Together with $5 billion establishment of the HEEF, the $3.5 billion Realising Our Potential package for education, science and training is a centrepiece of this year's Budget, that the government argues represents a substantial increase in spending over seven years ago. Details of the Education, Science and Training portfolio are available from the DEST website.

With funding come conditions: according to Education Minister Julie Bishop in her budget summary, universities are expected to
- equip graduates with the skills needed for the 21st century
- create new knowledge that will underpin Australian innovation and global competitiveness.
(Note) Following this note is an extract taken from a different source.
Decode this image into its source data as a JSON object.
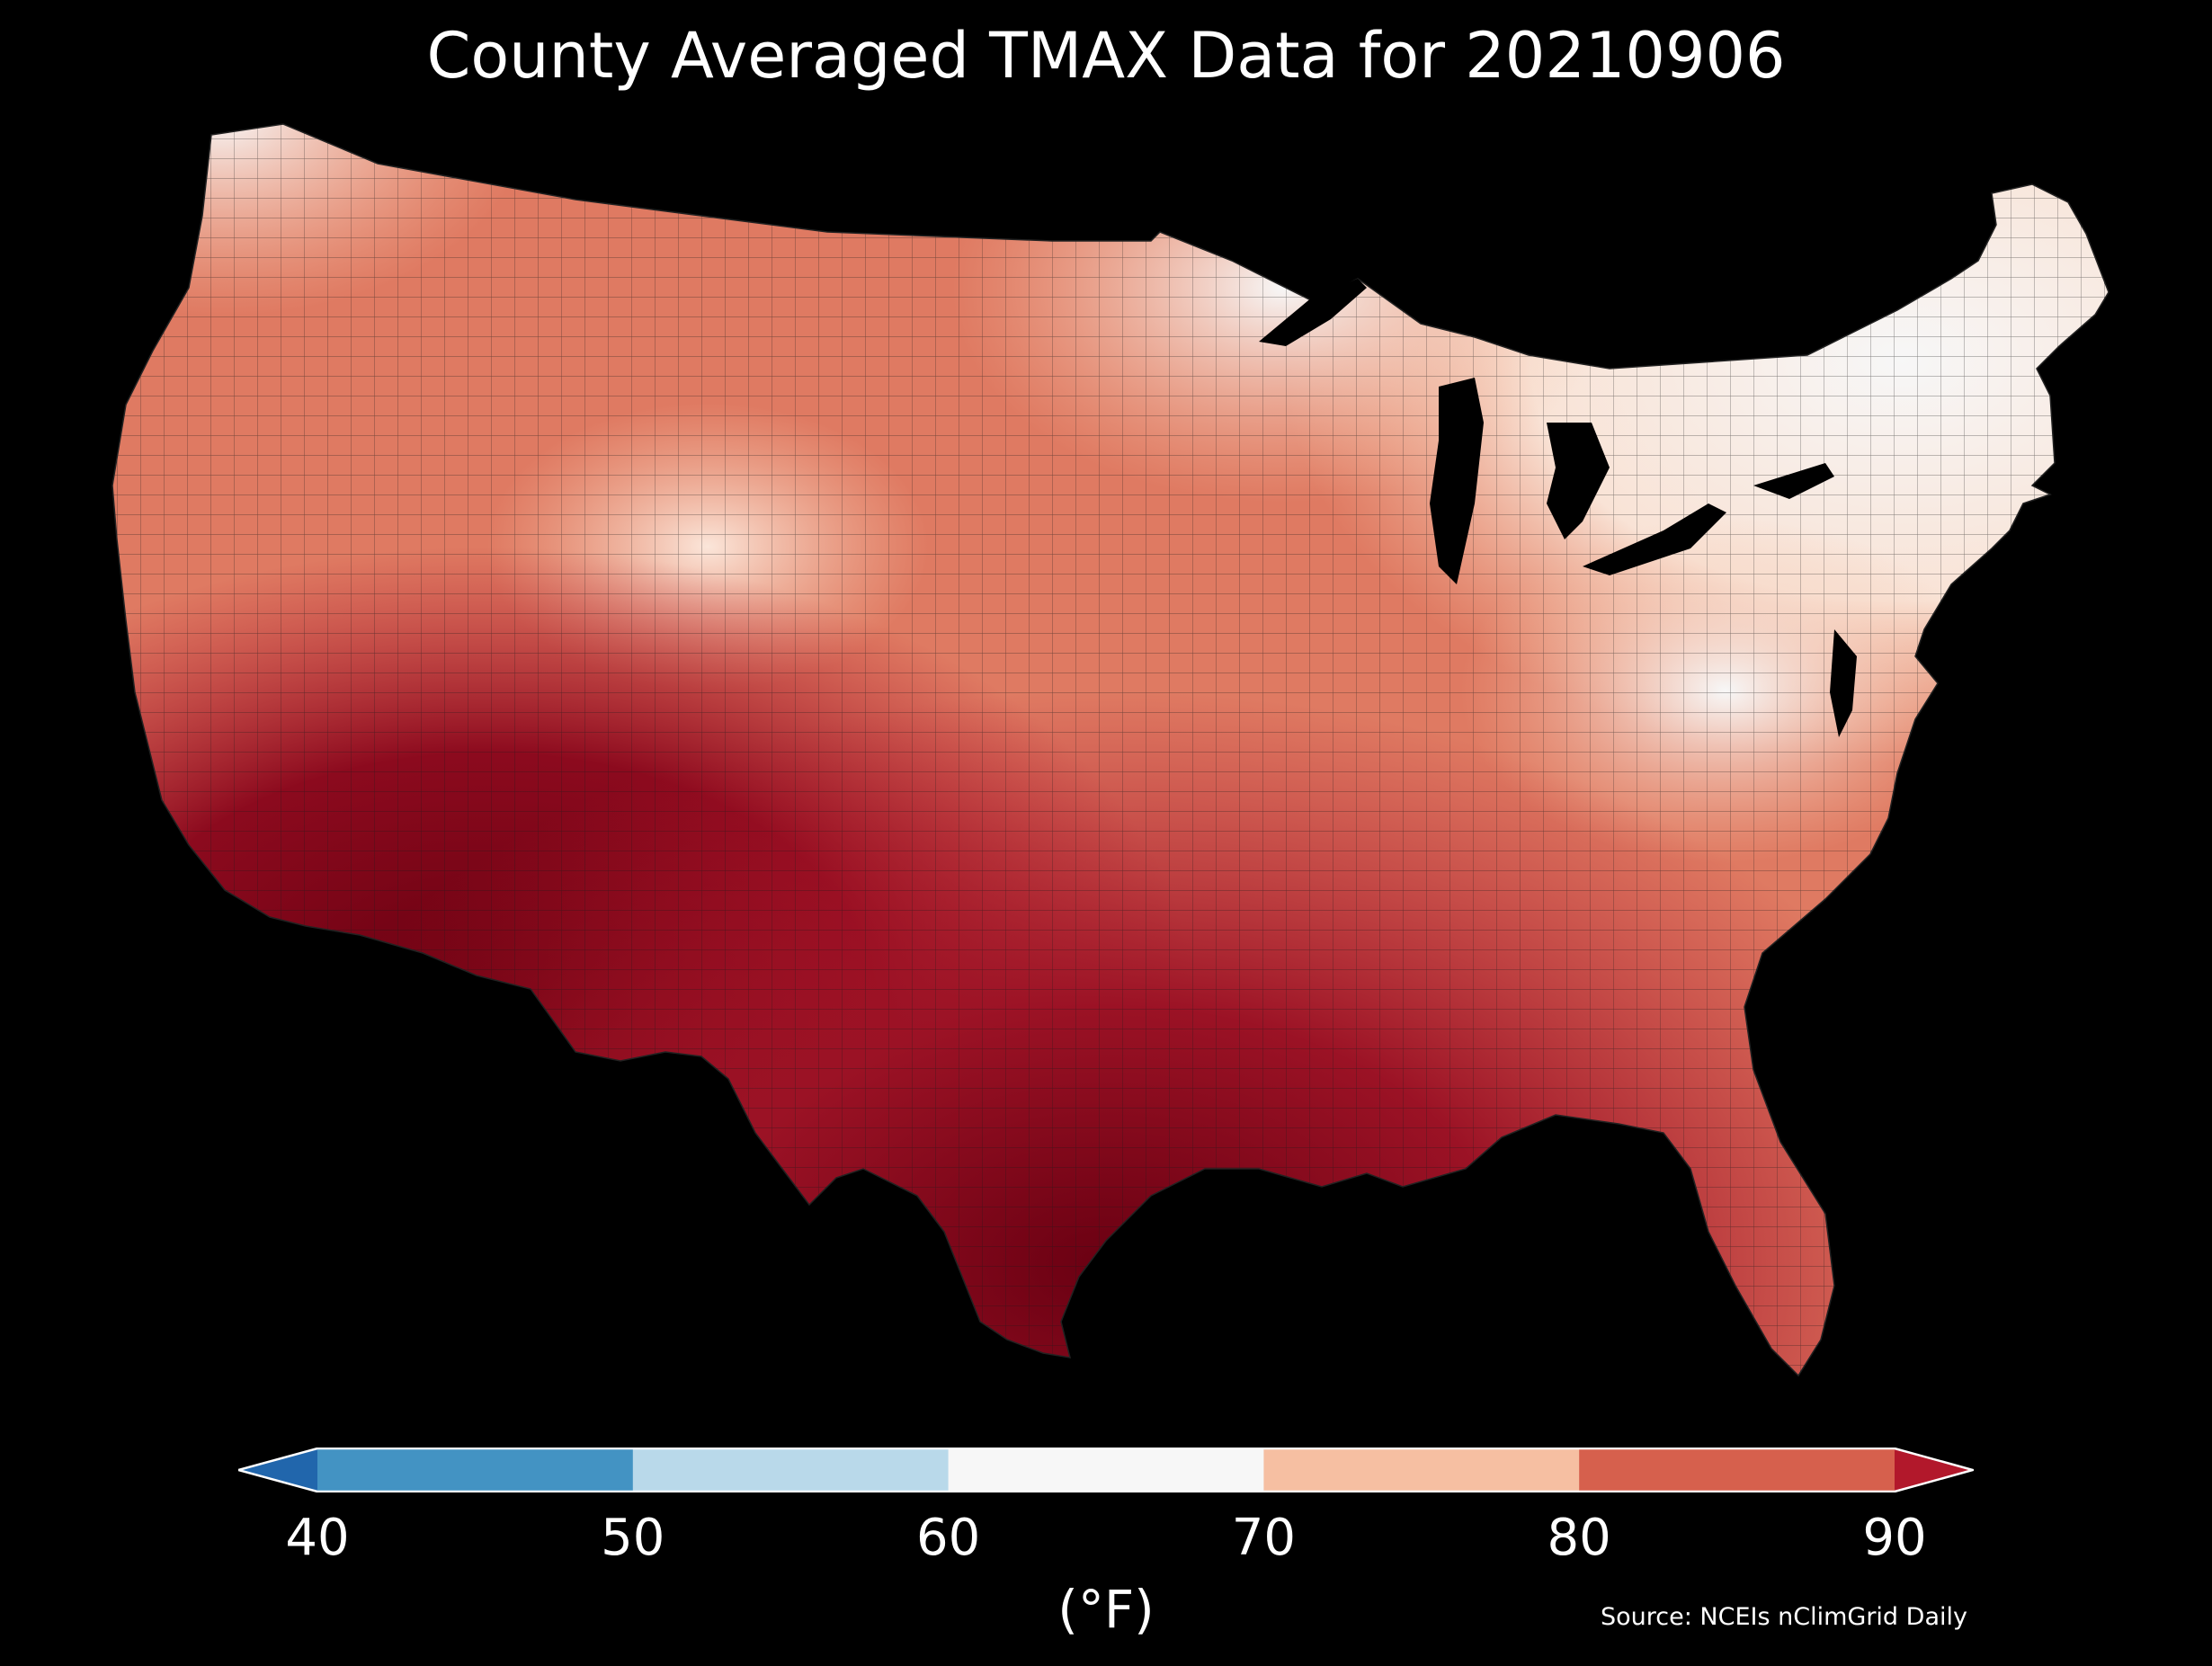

- be accessible to eligible students whatever their background
- be accountable to the taxpayers who sustain them, with transparency in their operations
- diversify and specialise to pursue their individual missions , and
- respond to student needs and labour market demands.
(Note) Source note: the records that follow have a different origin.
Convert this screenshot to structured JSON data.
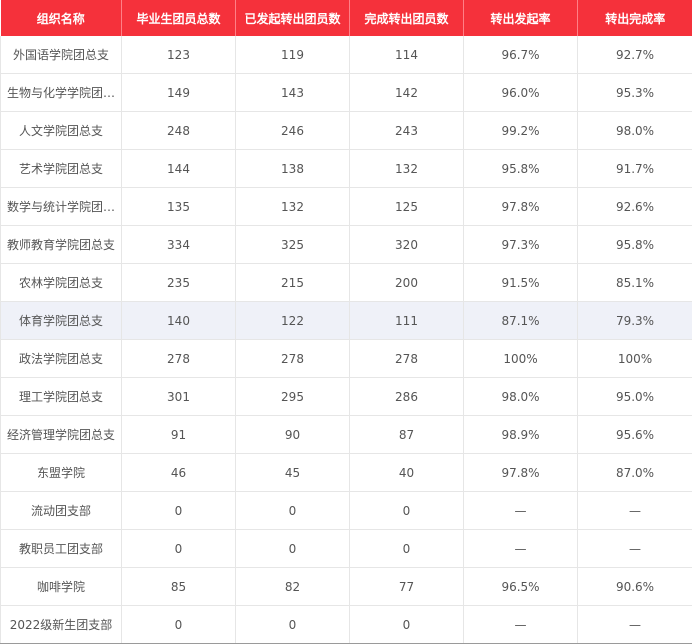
{
  "table": {
    "headers": [
      "组织名称",
      "毕业生团员总数",
      "已发起转出团员数",
      "完成转出团员数",
      "转出发起率",
      "转出完成率"
    ],
    "rows": [
      [
        "外国语学院团总支",
        "123",
        "119",
        "114",
        "96.7%",
        "92.7%"
      ],
      [
        "生物与化学学院团…",
        "149",
        "143",
        "142",
        "96.0%",
        "95.3%"
      ],
      [
        "人文学院团总支",
        "248",
        "246",
        "243",
        "99.2%",
        "98.0%"
      ],
      [
        "艺术学院团总支",
        "144",
        "138",
        "132",
        "95.8%",
        "91.7%"
      ],
      [
        "数学与统计学院团…",
        "135",
        "132",
        "125",
        "97.8%",
        "92.6%"
      ],
      [
        "教师教育学院团总支",
        "334",
        "325",
        "320",
        "97.3%",
        "95.8%"
      ],
      [
        "农林学院团总支",
        "235",
        "215",
        "200",
        "91.5%",
        "85.1%"
      ],
      [
        "体育学院团总支",
        "140",
        "122",
        "111",
        "87.1%",
        "79.3%"
      ],
      [
        "政法学院团总支",
        "278",
        "278",
        "278",
        "100%",
        "100%"
      ],
      [
        "理工学院团总支",
        "301",
        "295",
        "286",
        "98.0%",
        "95.0%"
      ],
      [
        "经济管理学院团总支",
        "91",
        "90",
        "87",
        "98.9%",
        "95.6%"
      ],
      [
        "东盟学院",
        "46",
        "45",
        "40",
        "97.8%",
        "87.0%"
      ],
      [
        "流动团支部",
        "0",
        "0",
        "0",
        "—",
        "—"
      ],
      [
        "教职员工团支部",
        "0",
        "0",
        "0",
        "—",
        "—"
      ],
      [
        "咖啡学院",
        "85",
        "82",
        "77",
        "96.5%",
        "90.6%"
      ],
      [
        "2022级新生团支部",
        "0",
        "0",
        "0",
        "—",
        "—"
      ]
    ],
    "highlighted_row": 7
  },
  "colors": {
    "header_bg": "#f5313b",
    "header_text": "#ffffff",
    "row_highlight": "#eff1f8",
    "text": "#555555"
  }
}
And commentators are noting strings attached in the detail of the budget: Professor Simon Marginson has noted that
- the touted revolutionary HEEF will only deliver ~$300 million p.a. to the sector, with highly qualified matched-funding conditions
- the financial position of students, which is the worst it has ever been
- universities that want to access HEEF matching grants will have an incentive to surrender their independent management of their own endowments to the HEEF Board
- the Government is seeking legislative control of university finance from the States, voluntarily or forcibly via its corporations power.
One question for university governors to consider is how the $300 million per annum (conditional) capital infrastructure funding can address the estimated $900 million expenditure required to bring the sector's deferred maintenance costs back within DEST benchmark of 3% of total insured value?
This is just one issue currently being examined by Commonwealth and State governments in the Review of the National Governance Protocols
Universities Australia has prepared a "Federal Budget 2007 Brief" (available online through the UGPD paper database).